Tagung «Care Leaver in der Schweiz»

Termin
29.8.2019

ZHAW Soziale Arbeit, Institut für Kindheit, Jugend und Familie / Hochschule für Soziale Arbeit FHNW, Institut Kinder- und Jugendhilfe

«Ich war sechs Jahre im Heim – und dann plötzlich kommst du raus und bist wie in einer anderen Welt.»

Wie geht es jungen Erwachsenen in der Schweiz, die mit 18 Jahren oder später aus dem Heim oder der Pflegefamilie ausziehen? Mit welchen Herausforderungen sind sie konfrontiert? Was benötigen sie an Unterstützung? Die internationale Forschung zeigt, dass Care Leaver eine vulnerable Gruppe sind. Sie werden auf dem Weg ins Erwachsenenalter weniger unterstützt als Jugendliche, die bei ihren Eltern aufwachsen – und dies birgt Risiken. Die Tagung «Care Leaver in der Schweiz: Anregungen für die Praxis» gibt am 29. August 2019 Einblicke in Sichtweisen von jungen Frauen und Männern, die in Heimen und Pflegefamilien gelebt haben.

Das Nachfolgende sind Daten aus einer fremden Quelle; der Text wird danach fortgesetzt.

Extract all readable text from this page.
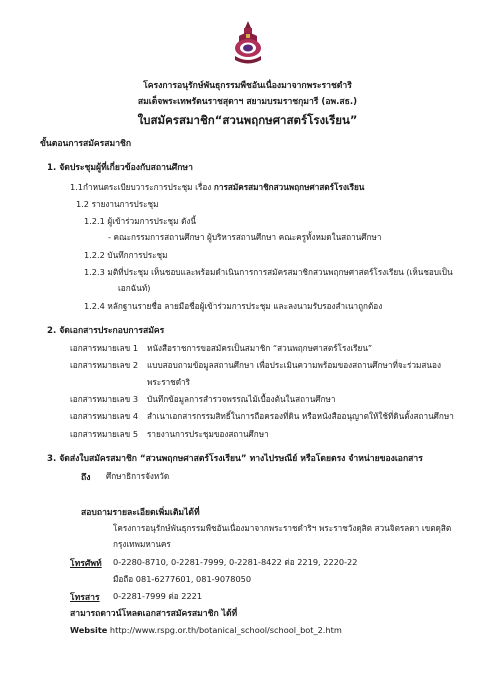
โครงการอนุรักษ์พันธุกรรมพืชอันเนื่องมาจากพระราชดำริ
สมเด็จพระเทพรัตนราชสุดาฯ สยามบรมราชกุมารี (อพ.สธ.)
ใบสมัครสมาชิก“สวนพฤกษศาสตร์โรงเรียน”
ขั้นตอนการสมัครสมาชิก
1. จัดประชุมผู้ที่เกี่ยวข้องกับสถานศึกษา
1.1กำหนดระเบียบวาระการประชุม เรื่อง การสมัครสมาชิกสวนพฤกษศาสตร์โรงเรียน
1.2 รายงานการประชุม
1.2.1 ผู้เข้าร่วมการประชุม ดังนี้
- คณะกรรมการสถานศึกษา ผู้บริหารสถานศึกษา คณะครูทั้งหมดในสถานศึกษา
1.2.2 บันทึกการประชุม
1.2.3 มติที่ประชุม เห็นชอบและพร้อมดำเนินการการสมัครสมาชิกสวนพฤกษศาสตร์โรงเรียน (เห็นชอบเป็น
เอกฉันท์)
1.2.4 หลักฐานรายชื่อ ลายมือชื่อผู้เข้าร่วมการประชุม และลงนามรับรองสำเนาถูกต้อง
2. จัดเอกสารประกอบการสมัคร
เอกสารหมายเลข 1 หนังสือราชการขอสมัครเป็นสมาชิก “สวนพฤกษศาสตร์โรงเรียน”
เอกสารหมายเลข 2 แบบสอบถามข้อมูลสถานศึกษา เพื่อประเมินความพร้อมของสถานศึกษาที่จะร่วมสนอง
พระราชดำริ
เอกสารหมายเลข 3 บันทึกข้อมูลการสำรวจพรรณไม้เบื้องต้นในสถานศึกษา
เอกสารหมายเลข 4 สำเนาเอกสารกรรมสิทธิ์ในการถือครองที่ดิน หรือหนังสืออนุญาตให้ใช้ที่ดินตั้งสถานศึกษา
เอกสารหมายเลข 5 รายงานการประชุมของสถานศึกษา
3. จัดส่งใบสมัครสมาชิก “สวนพฤกษศาสตร์โรงเรียน” ทางไปรษณีย์ หรือโดยตรง จำหน่ายของเอกสาร
ถึง ศึกษาธิการจังหวัด
สอบถามรายละเอียดเพิ่มเติมได้ที่
โครงการอนุรักษ์พันธุกรรมพืชอันเนื่องมาจากพระราชดำริฯ พระราชวังดุสิต สวนจิตรลดา เขตดุสิต
กรุงเทพมหานคร
โทรศัพท์ 0-2280-8710, 0-2281-7999, 0-2281-8422 ต่อ 2219, 2220-22
มือถือ 081-6277601, 081-9078050
โทรสาร 0-2281-7999 ต่อ 2221
สามารถดาวน์โหลดเอกสารสมัครสมาชิก ได้ที่
Website http://www.rspg.or.th/botanical_school/school_bot_2.htm
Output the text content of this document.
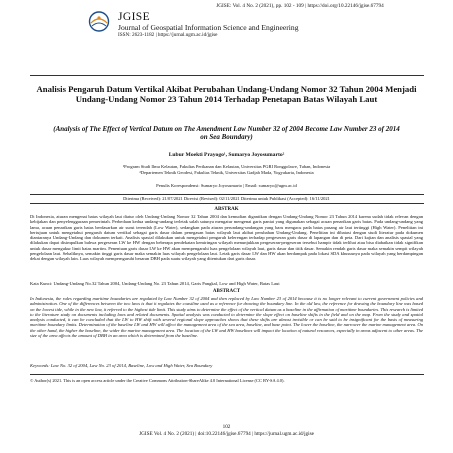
JGISE: Vol. 4 No. 2 (2021), pp. 102 - 109 | https://doi.org/10.22146/jgise.67794
JGISE
Journal of Geospatial Information Science and Engineering
ISSN: 2623-1182 | https://jurnal.ugm.ac.id/jgise
Analisis Pengaruh Datum Vertikal Akibat Perubahan Undang-Undang Nomor 32 Tahun 2004 Menjadi Undang-Undang Nomor 23 Tahun 2014 Terhadap Penetapan Batas Wilayah Laut
(Analysis of The Effect of Vertical Datum on The Amendment Law Number 32 of 2004 Become Law Number 23 of 2014 on Sea Boundary)
Lubur Moekti Prayogo¹, Sumaryo Joyosumarto²
¹Program Studi Ilmu Kelautan, Fakultas Perikanan dan Kelautan, Universitas PGRI Ronggolawe, Tuban, Indonesia
²Departemen Teknik Geodesi, Fakultas Teknik, Universitas Gadjah Mada, Yogyakarta, Indonesia
Penulis Korespondensi: Sumaryo Joyosumarto | Email: sumaryo@ugm.ac.id
Diterima (Received): 21/07/2021 Direvisi (Revised): 02/11/2021 Diterima untuk Publikasi (Accepted): 16/11/2021
ABSTRAK
Di Indonesia, aturan mengenai batas wilayah laut diatur oleh Undang-Undang Nomor 32 Tahun 2004 dan kemudian digantikan dengan Undang-Undang Nomor 23 Tahun 2014 karena sudah tidak relevan dengan kebijakan dan penyelenggaraan pemerintah. Perbedaan kedua undang-undang terletak salah satunya mengatur mengenai garis pantai yang digunakan sebagai acuan penarikan garis batas. Pada undang-undang yang lama, acuan penarikan garis batas berdasarkan air surut terendah (Low Water), sedangkan pada aturan perundang-undangan yang baru mengacu pada batas pasang air laut tertinggi (High Water). Penelitian ini bertujuan untuk mengetahui pengaruh datum vertikal sebagai garis dasar dalam penegasan batas wilayah laut akibat perubahan Undang-Undang. Penelitian ini dibatasi dengan studi literatur pada dokumen diantaranya Undang-Undang dan dokumen terkait. Analisis spasial dilakukan untuk mengetahui pengaruh kelerengan terhadap pergeseran garis dasar di lapangan dan di peta. Dari kajian dan analisis spasial yang dilakukan dapat disimpulkan bahwa pergeseran LW ke HW dengan beberapa pendekatan kemiringan wilayah menunjukkan pergeseran-pergeseran tersebut hampir tidak terlihat atau bisa diabaikan tidak signifikan untuk dasar mengukur limit batas martim. Penentuan garis dasar LW ke HW akan mempengaruhi luas pengelolaan wilayah laut, garis dasar dan titik dasar. Semakin rendah garis dasar maka semakin sempit wilayah pengelolaan laut. Sebaliknya, semakin tinggi garis dasar maka semakin luas wilayah pengelolaan laut. Letak garis dasar LW dan HW akan berdampak pada lokasi SDA khususnya pada wilayah yang berdampingan dekat dengan wilayah lain. Luas wilayah memperngaruhi besaran DBH pada suatu wilayah yang ditentukan dari garis dasar.
Kata Kunci: Undang-Undang No.32 Tahun 2004, Undang-Undang No. 23 Tahun 2014, Garis Pangkal, Low and High Water, Batas Laut
ABSTRACT
In Indonesia, the rules regarding maritime boundaries are regulated by Law Number 32 of 2004 and then replaced by Law Number 23 of 2014 because it is no longer relevant to current government policies and administration. One of the differences between the two laws is that it regulates the coastline used as a reference for drawing the boundary line. In the old law, the reference for drawing the boundary line was based on the lowest tide, while in the new law, it referred to the highest tide limit. This study aims to determine the effect of the vertical datum as a baseline in the affirmation of maritime boundaries. This research is limited to the literature study on documents including laws and related documents. Spatial analysis was conducted to determine the slope effect on baseline shifts in the field and on the map. From the study and spatial analysis conducted, it can be concluded that the LW to HW shift with several regional slope approaches shows that these shifts are almost invisible or can be said to be insignificant for the basis of measuring maritime boundary limits. Determination of the baseline LW and HW will affect the management area of the sea area, baseline, and base point. The lower the baseline, the narrower the marine management area. On the other hand, the higher the baseline, the wider the marine management area. The location of the LW and HW baselines will impact the location of natural resources, especially in areas adjacent to other areas. The size of the area affects the amount of DBH in an area which is determined from the baseline.
Keywords: Law No. 32 of 2004, Law No. 23 of 2014, Baseline, Low and High Water, Sea Boundary
© Author(s) 2021. This is an open access article under the Creative Commons Attribution-ShareAlike 4.0 International License (CC BY-SA 4.0).
102
JGISE Vol. 4 No. 2 (2021) | doi:10.22146/jgise.67794 | https://jurnal.ugm.ac.id/jgise
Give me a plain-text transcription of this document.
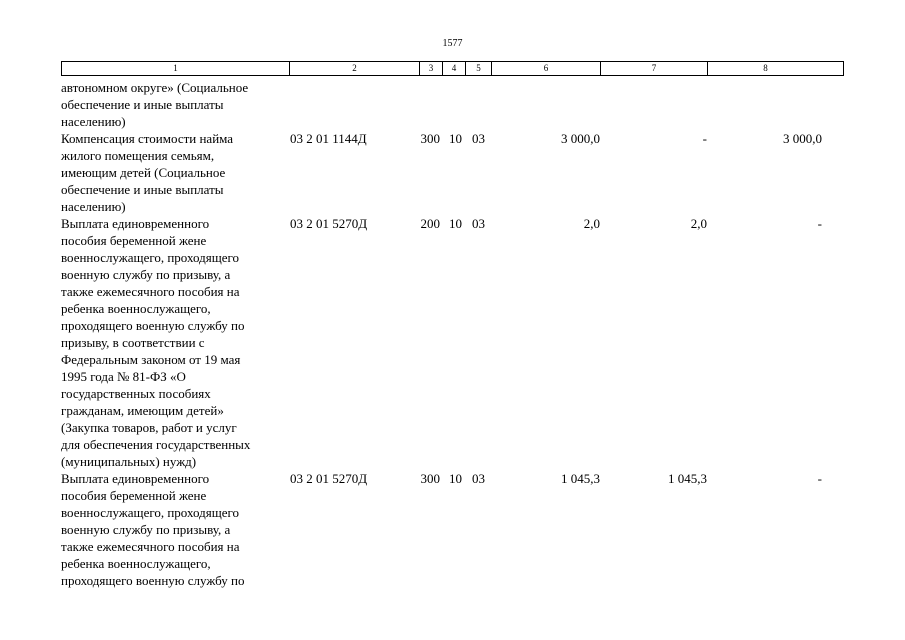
1577
1	2	3	4	5	6	7	8
автономном округе» (Социальное
обеспечение и иные выплаты
населению)
Компенсация стоимости найма
жилого помещения семьям,
имеющим детей (Социальное
обеспечение и иные выплаты
населению)
03 2 01 1144Д	300 10 03	3 000,0	-	3 000,0
Выплата единовременного
пособия беременной жене
военнослужащего, проходящего
военную службу по призыву, а
также ежемесячного пособия на
ребенка военнослужащего,
проходящего военную службу по
призыву, в соответствии с
Федеральным законом от 19 мая
1995 года № 81-ФЗ «О
государственных пособиях
гражданам, имеющим детей»
(Закупка товаров, работ и услуг
для обеспечения государственных
(муниципальных) нужд)
03 2 01 5270Д	200 10 03	2,0	2,0	-
Выплата единовременного
пособия беременной жене
военнослужащего, проходящего
военную службу по призыву, а
также ежемесячного пособия на
ребенка военнослужащего,
проходящего военную службу по
03 2 01 5270Д	300 10 03	1 045,3	1 045,3	-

Vorgestellt werden die Resultate von den partizipativen Forschungsprojekten Care Leaver erforschen Leaving Care der FHNW und Übergang in die Selbständigkeit – die Perspektive von Pflegekindern und Fachpersonen der ZHAW, die von der Stiftung Mercator Schweiz gefördert werden. In Workshops wird die Bedeutung der Ergebnisse für die Praxis diskutiert. Ehemalige Heim- und Pflegekinder wirken an der Tagung mit. Die Teilnahmegebühr beträgt CHF 240. Anmeldeschluss ist der 16. August 2019. Die Platzzahl ist begrenzt.

Ort und Zeit

ZHAW Soziale Arbeit, Campus Toni-Areal, Zürich

Donnerstag, 29. August 2019, 9 bis 16 Uhr

Mehr Informationen

Mehr Informationen zum Programm und die Möglichkeit zur Anmeldung unter www.zhaw.ch/tagung-care-leaver

Projektpartner

Das Institut für Kindheit, Jugend und Familie gehört zum Departement Soziale Arbeit der Zürcher Hochschule für Angewandte Wissenschaften. Das Institut rückt Fragen des Aufwachsens, von Erziehung, Bildung und Sozialisation im Kindes- und Jugendalter sowie alle darauf bezogenen Massnahmen der Sozialen Arbeit in den Mittelpunkt. Im Zentrum stehen die Heranwachsenden und ihre Familien, prekäre Bedingungen und Gefährdungen im sozialen und gesellschaftlichen Umfeld sowie darauf bezogene professionelle und ehrenamtliche Interventionen der Sozialen Arbeit. 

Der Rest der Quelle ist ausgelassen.